E aggiunse, approdando all’attualità con estrema chiarezza: “E’ peraltro opportuno chiarire che dopo questo carteggio, lentamente, come un fiume carsico, si sono modificati i termini e le condizioni del dialogo. Da una parte, proprio come effetto di quel dialogo, molti cattolici sono entrati nel Pd a vari livelli. E non esiste un partito cattolico in quanto tale. Dall’altra, le posizioni della gerarchia ecclesiastica si sono differenziate e articolate, per effetto delle aperture pastorali di Papa Francesco, da un lato, e degli arroccamenti integralisti e delle persistenti interferenze della Cei, dall’altro. Oggi pesa il problema, che come ho detto non era ancora esploso ai tempi di Berlinguer, dei cosiddetti valori non negoziabili e della pretesa ecclesiastica di imporre anche ai non credenti l’osservanza di valori religiosi, con l’argomento che essi sono suffragati dalla ragione naturale. Una pretesa che resiste ma non ha più né fondamenti democratici né fondamenti teologici. I valori non negoziabili, in un democrazia politica costituzionale come la nostra, devono passare attraverso la mediazione politica”.

Quanto al tema della pace, a lui carissimo, Onorato riconobbe che i termini del problema sono indubbiamente mutati dall’epoca in cui Berlinguer si trovò ad operare ma non rinunciò a rilevare, citando il Manifesto dei valori del PD del 1008 ( “il ripudio della guerra va coniugato con l’attiva partecipazione dell’Italia alle responsabilità della comunità internazionale nell’assicurare un giusto ordine mondiale”) che “questa coscienza stenta a diventare progetto politico, mentre dovrebbe costituire un asse portante della strategia del Partito socialista europeo e in prospettiva di una Internazionale Socialista. Passa anche da qui il rilancio di una politica socialdemocratica che ora è alle corde”.

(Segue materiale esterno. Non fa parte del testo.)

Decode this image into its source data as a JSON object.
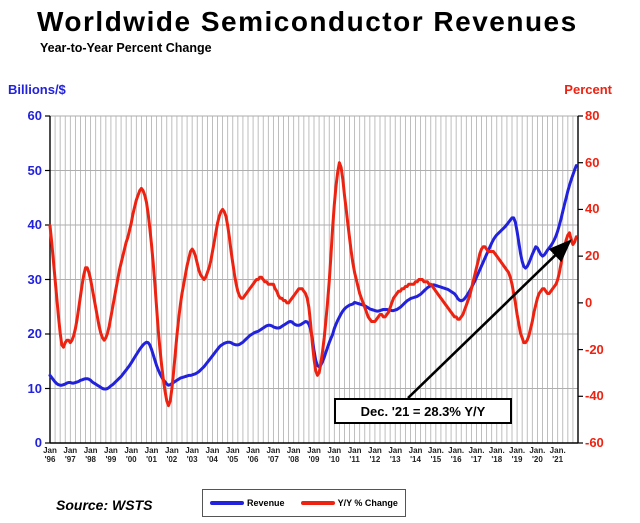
{
  "title": "Worldwide Semiconductor Revenues",
  "subtitle": "Year-to-Year Percent Change",
  "source": "Source: WSTS",
  "annotation": {
    "text": "Dec. '21 = 28.3% Y/Y"
  },
  "left_axis": {
    "label": "Billions/$",
    "color": "#2222dd",
    "min": 0,
    "max": 60,
    "ticks": [
      "60",
      "50",
      "40",
      "30",
      "20",
      "10",
      "0"
    ]
  },
  "right_axis": {
    "label": "Percent",
    "color": "#ee2211",
    "min": -60,
    "max": 80,
    "ticks": [
      "80",
      "60",
      "40",
      "20",
      "0",
      "-20",
      "-40",
      "-60"
    ]
  },
  "x_axis": {
    "month_labels": [
      "Jan",
      "Jan",
      "Jan",
      "Jan",
      "Jan",
      "Jan",
      "Jan",
      "Jan",
      "Jan",
      "Jan",
      "Jan",
      "Jan",
      "Jan",
      "Jan",
      "Jan",
      "Jan",
      "Jan",
      "Jan",
      "Jan",
      "Jan.",
      "Jan.",
      "Jan.",
      "Jan.",
      "Jan.",
      "Jan.",
      "Jan."
    ],
    "year_labels": [
      "'96",
      "'97",
      "'98",
      "'99",
      "'00",
      "'01",
      "'02",
      "'03",
      "'04",
      "'05",
      "'06",
      "'07",
      "'08",
      "'09",
      "'10",
      "'11",
      "'12",
      "'13",
      "'14",
      "'15",
      "'16",
      "'17",
      "'18",
      "'19",
      "'20",
      "'21"
    ]
  },
  "legend": [
    {
      "label": "Revenue",
      "color": "#2222dd"
    },
    {
      "label": "Y/Y % Change",
      "color": "#ee2211"
    }
  ],
  "chart_data": {
    "type": "line",
    "title": "Worldwide Semiconductor Revenues — Year-to-Year Percent Change",
    "frequency": "monthly",
    "start_year": 1996,
    "end_label": "Dec '21",
    "left_ylim": [
      0,
      60
    ],
    "right_ylim": [
      -60,
      80
    ],
    "grid": {
      "vertical": "quarterly",
      "horizontal": "every 10 (left axis)"
    },
    "legend_position": "bottom-center",
    "annotation_arrow": {
      "from_xy": [
        408,
        398
      ],
      "to_xy": [
        569,
        242
      ]
    },
    "series": [
      {
        "name": "Revenue",
        "axis": "left",
        "unit": "US$ billions/month",
        "color": "#2222dd",
        "values_by_year": [
          [
            12.4,
            12.0,
            11.6,
            11.2,
            10.9,
            10.7,
            10.6,
            10.6,
            10.7,
            10.8,
            11.0,
            11.1
          ],
          [
            11.1,
            11.0,
            11.0,
            11.1,
            11.2,
            11.3,
            11.5,
            11.6,
            11.7,
            11.8,
            11.8,
            11.7
          ],
          [
            11.5,
            11.2,
            11.0,
            10.8,
            10.6,
            10.4,
            10.2,
            10.0,
            9.9,
            9.9,
            10.0,
            10.2
          ],
          [
            10.5,
            10.7,
            11.0,
            11.3,
            11.6,
            11.9,
            12.2,
            12.6,
            13.0,
            13.4,
            13.8,
            14.2
          ],
          [
            14.7,
            15.2,
            15.7,
            16.2,
            16.7,
            17.2,
            17.6,
            18.0,
            18.3,
            18.5,
            18.4,
            18.0
          ],
          [
            17.2,
            16.2,
            15.2,
            14.2,
            13.4,
            12.7,
            12.1,
            11.6,
            11.2,
            10.8,
            10.6,
            10.7
          ],
          [
            10.9,
            11.1,
            11.3,
            11.5,
            11.7,
            11.9,
            12.0,
            12.1,
            12.2,
            12.3,
            12.4,
            12.4
          ],
          [
            12.5,
            12.6,
            12.7,
            12.9,
            13.1,
            13.4,
            13.7,
            14.0,
            14.4,
            14.8,
            15.2,
            15.6
          ],
          [
            16.0,
            16.4,
            16.8,
            17.2,
            17.6,
            17.9,
            18.1,
            18.3,
            18.4,
            18.5,
            18.5,
            18.4
          ],
          [
            18.2,
            18.1,
            18.0,
            18.0,
            18.1,
            18.3,
            18.5,
            18.8,
            19.1,
            19.4,
            19.7,
            19.9
          ],
          [
            20.1,
            20.3,
            20.4,
            20.5,
            20.7,
            20.9,
            21.1,
            21.3,
            21.5,
            21.6,
            21.6,
            21.5
          ],
          [
            21.3,
            21.2,
            21.1,
            21.1,
            21.2,
            21.4,
            21.6,
            21.8,
            22.0,
            22.2,
            22.3,
            22.2
          ],
          [
            21.9,
            21.7,
            21.6,
            21.6,
            21.7,
            21.9,
            22.1,
            22.3,
            22.2,
            21.8,
            20.8,
            19.2
          ],
          [
            17.0,
            15.2,
            14.2,
            14.0,
            14.3,
            14.9,
            15.7,
            16.6,
            17.5,
            18.4,
            19.2,
            19.9
          ],
          [
            21.0,
            21.8,
            22.5,
            23.1,
            23.7,
            24.2,
            24.6,
            24.9,
            25.1,
            25.3,
            25.4,
            25.5
          ],
          [
            25.8,
            25.7,
            25.6,
            25.5,
            25.4,
            25.3,
            25.2,
            25.0,
            24.8,
            24.6,
            24.5,
            24.4
          ],
          [
            24.3,
            24.2,
            24.2,
            24.3,
            24.4,
            24.5,
            24.5,
            24.5,
            24.4,
            24.4,
            24.3,
            24.3
          ],
          [
            24.4,
            24.5,
            24.7,
            24.9,
            25.2,
            25.5,
            25.8,
            26.1,
            26.3,
            26.5,
            26.6,
            26.7
          ],
          [
            26.8,
            26.9,
            27.1,
            27.3,
            27.6,
            27.9,
            28.2,
            28.5,
            28.7,
            28.9,
            29.0,
            29.0
          ],
          [
            28.9,
            28.8,
            28.7,
            28.6,
            28.5,
            28.4,
            28.3,
            28.2,
            28.0,
            27.8,
            27.6,
            27.4
          ],
          [
            27.0,
            26.5,
            26.2,
            26.1,
            26.2,
            26.5,
            26.9,
            27.4,
            27.9,
            28.5,
            29.1,
            29.7
          ],
          [
            30.4,
            31.1,
            31.8,
            32.5,
            33.2,
            33.9,
            34.6,
            35.3,
            36.0,
            36.7,
            37.3,
            37.8
          ],
          [
            38.2,
            38.5,
            38.8,
            39.1,
            39.4,
            39.7,
            40.1,
            40.5,
            40.9,
            41.3,
            41.3,
            40.5
          ],
          [
            38.8,
            36.8,
            34.8,
            33.3,
            32.4,
            32.1,
            32.4,
            33.0,
            33.8,
            34.6,
            35.3,
            36.0
          ],
          [
            35.8,
            35.2,
            34.6,
            34.3,
            34.5,
            34.9,
            35.4,
            35.8,
            36.2,
            36.7,
            37.3,
            38.0
          ],
          [
            38.9,
            40.0,
            41.2,
            42.5,
            43.8,
            45.0,
            46.2,
            47.3,
            48.3,
            49.2,
            50.1,
            50.9
          ]
        ]
      },
      {
        "name": "Y/Y % Change",
        "axis": "right",
        "unit": "percent",
        "color": "#ee2211",
        "values_by_year": [
          [
            33,
            26,
            18,
            10,
            2,
            -6,
            -13,
            -18,
            -19,
            -17,
            -16,
            -16
          ],
          [
            -17,
            -16,
            -14,
            -11,
            -7,
            -2,
            3,
            8,
            12,
            15,
            15,
            13
          ],
          [
            10,
            6,
            2,
            -2,
            -6,
            -10,
            -13,
            -15,
            -16,
            -15,
            -13,
            -10
          ],
          [
            -6,
            -2,
            2,
            6,
            10,
            14,
            17,
            20,
            23,
            26,
            28,
            31
          ],
          [
            34,
            38,
            41,
            44,
            46,
            48,
            49,
            48,
            46,
            43,
            38,
            32
          ],
          [
            25,
            17,
            8,
            -2,
            -12,
            -20,
            -27,
            -33,
            -38,
            -42,
            -44,
            -42
          ],
          [
            -37,
            -30,
            -22,
            -14,
            -7,
            -1,
            4,
            8,
            12,
            16,
            19,
            22
          ],
          [
            23,
            22,
            20,
            17,
            14,
            12,
            11,
            10,
            11,
            13,
            15,
            18
          ],
          [
            22,
            26,
            30,
            34,
            37,
            39,
            40,
            39,
            37,
            33,
            28,
            22
          ],
          [
            17,
            12,
            8,
            5,
            3,
            2,
            2,
            3,
            4,
            5,
            6,
            7
          ],
          [
            8,
            9,
            10,
            10,
            11,
            11,
            10,
            9,
            9,
            8,
            8,
            8
          ],
          [
            8,
            6,
            5,
            3,
            2,
            2,
            1,
            1,
            0,
            0,
            1,
            2
          ],
          [
            3,
            4,
            5,
            6,
            6,
            6,
            5,
            4,
            2,
            -2,
            -9,
            -17
          ],
          [
            -24,
            -29,
            -31,
            -30,
            -26,
            -21,
            -15,
            -8,
            0,
            9,
            20,
            32
          ],
          [
            42,
            50,
            56,
            60,
            58,
            53,
            46,
            40,
            34,
            28,
            22,
            17
          ],
          [
            13,
            10,
            7,
            4,
            2,
            0,
            -2,
            -4,
            -6,
            -7,
            -8,
            -8
          ],
          [
            -8,
            -7,
            -6,
            -5,
            -5,
            -6,
            -6,
            -5,
            -4,
            -2,
            0,
            2
          ],
          [
            3,
            4,
            5,
            5,
            6,
            6,
            7,
            7,
            8,
            8,
            8,
            8
          ],
          [
            9,
            9,
            10,
            10,
            10,
            9,
            9,
            9,
            8,
            8,
            7,
            6
          ],
          [
            5,
            4,
            3,
            2,
            1,
            0,
            -1,
            -2,
            -3,
            -4,
            -5,
            -6
          ],
          [
            -6,
            -7,
            -7,
            -6,
            -5,
            -3,
            -1,
            1,
            3,
            6,
            9,
            12
          ],
          [
            15,
            18,
            21,
            23,
            24,
            24,
            23,
            22,
            22,
            22,
            22,
            21
          ],
          [
            20,
            19,
            18,
            17,
            16,
            15,
            14,
            13,
            11,
            8,
            4,
            0
          ],
          [
            -5,
            -9,
            -13,
            -15,
            -17,
            -17,
            -16,
            -14,
            -11,
            -8,
            -4,
            -1
          ],
          [
            2,
            4,
            5,
            6,
            6,
            5,
            4,
            4,
            5,
            6,
            7,
            8
          ],
          [
            10,
            13,
            17,
            21,
            24,
            27,
            29,
            30,
            27,
            25,
            26,
            28.3
          ]
        ]
      }
    ]
  }
}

Si parlò a lungo del PD, della “forma partito”, della crisi del welfare e del declino anche elettorale delle socialdemocrazie, dell’esplosione del volontariato. “Ci vorrebbe – concluse – un’altra cassetta degli attrezzi di tipo marxista per combattere non il capitalismo della rivoluzione industriale ma il capitalismo finanziario”.